However, if you look at the conjugate acids, isn't CH3OH2 + a stronger acid than HCN because of the + charge? And that would imply that the conjugate base (the nucleophile in the question, CH3OH) is more stable, and thus a better nucleophile?
You're mixing two phenomena here. There is an easier way of explaining your confusion and we will get to that later, but nucleophilicity vs. basicity is an important chemical concept. Nucleophilicity is a kinetic phenomenon. It relates to how fast something can donate a pair of electrons to something else. Basicity is a thermodynamic phenomenon. It is a measure of the equilibrium between a base and its conjugate acid. In other words, basicity is a specific subset of nucleophility. That is, basicity is when a nucleophile donates its electron pair to a proton. Nucleophilicity in general involves donation of that electron pair to
any electrophile.
So what's the difference? Well, because donation of an electron pair to proton is easily reversible - that is,
deprotonation can occur with a sufficiently similar rate as protonation - we can characterize this reaction as a thermodynamic equilibrium. This allows us to measure the "nucleophilicity" of a base via thermodynamics. However, most nucleophilic reactions are
not easily reversible and thus you can't easily measure nucleophilicity by simple thermodynamic considerations.

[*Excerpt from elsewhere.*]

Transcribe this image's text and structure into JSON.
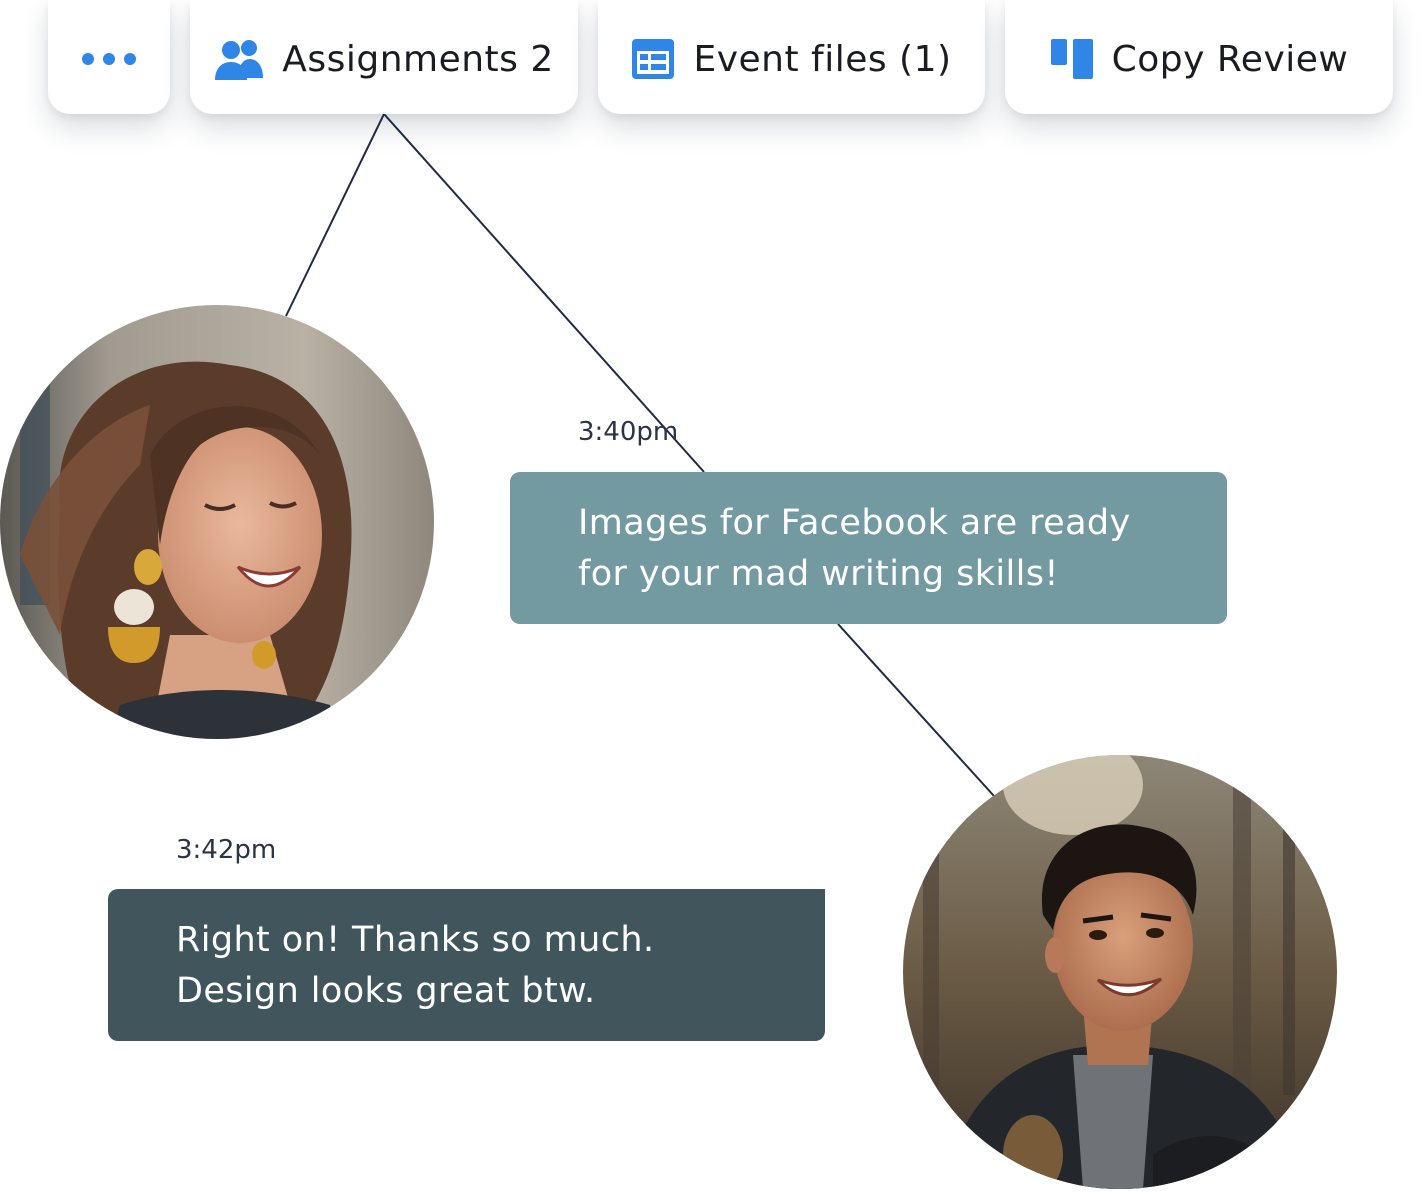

Now in this specific case, let's imagine the simple case of "electrophile" being H+. This allows us to apply a thermodynamics as a measure of basicity here (which should
not be applied generally because of the difference between nucleophilicity and basicity). Okay. Now if the electrophile = H+, then the relevant thermodynamic equilibria are here:
(1) -CN + H+ ----> HCN
(2) MeOH + H+ ----> MeOH2+
So now the task has been reduced to figuring out which one has an equilibrium that lies farther to the right
. A rightward-lying equilibrium says that the forward reaction, namely donation of an electron pair from the base to the proton, is favored. In other words, this is what the question is asking for if you take "electrophile" to be the simple case of H+. So as you say, MeOH2+ would be a stronger acid than HCN because it would want to lose that positive charge. Indeed, the pKa of the former is -2.2 whereas the latter is 9.2 Therefore, (2) would have an equilibrium that favors the lefthand side whereas (1) has an equilibrium that favors the righthand side more. Since we're talking about nucleophilicity here, or the donation of an electron pair to an electrophile, this means that (1) would result in better donation of the electron pair from the nucleophile to the electrophile to result in HCN.
Now, to complete the picture. Since we're talking about nucleophilicity here, which is a kinetic phenomenon, we also must take into account things like sterics and solvent. There's no solvent given here so let's make sure the steric picture also points towards the same answer. SN2 reactions take place by backside attack and are governed by sterics. In other words, we have to consider nucleophile size because its approach is relevant to the transition state. Had the question been asking about SN1, nucleophilicity and nucleophile size wouldn't have mattered. -CN is certainly smaller than MeOH. Therefore, one would predict that -CN approaches the electrophile easier and therefore does SN2 faster than MeOH.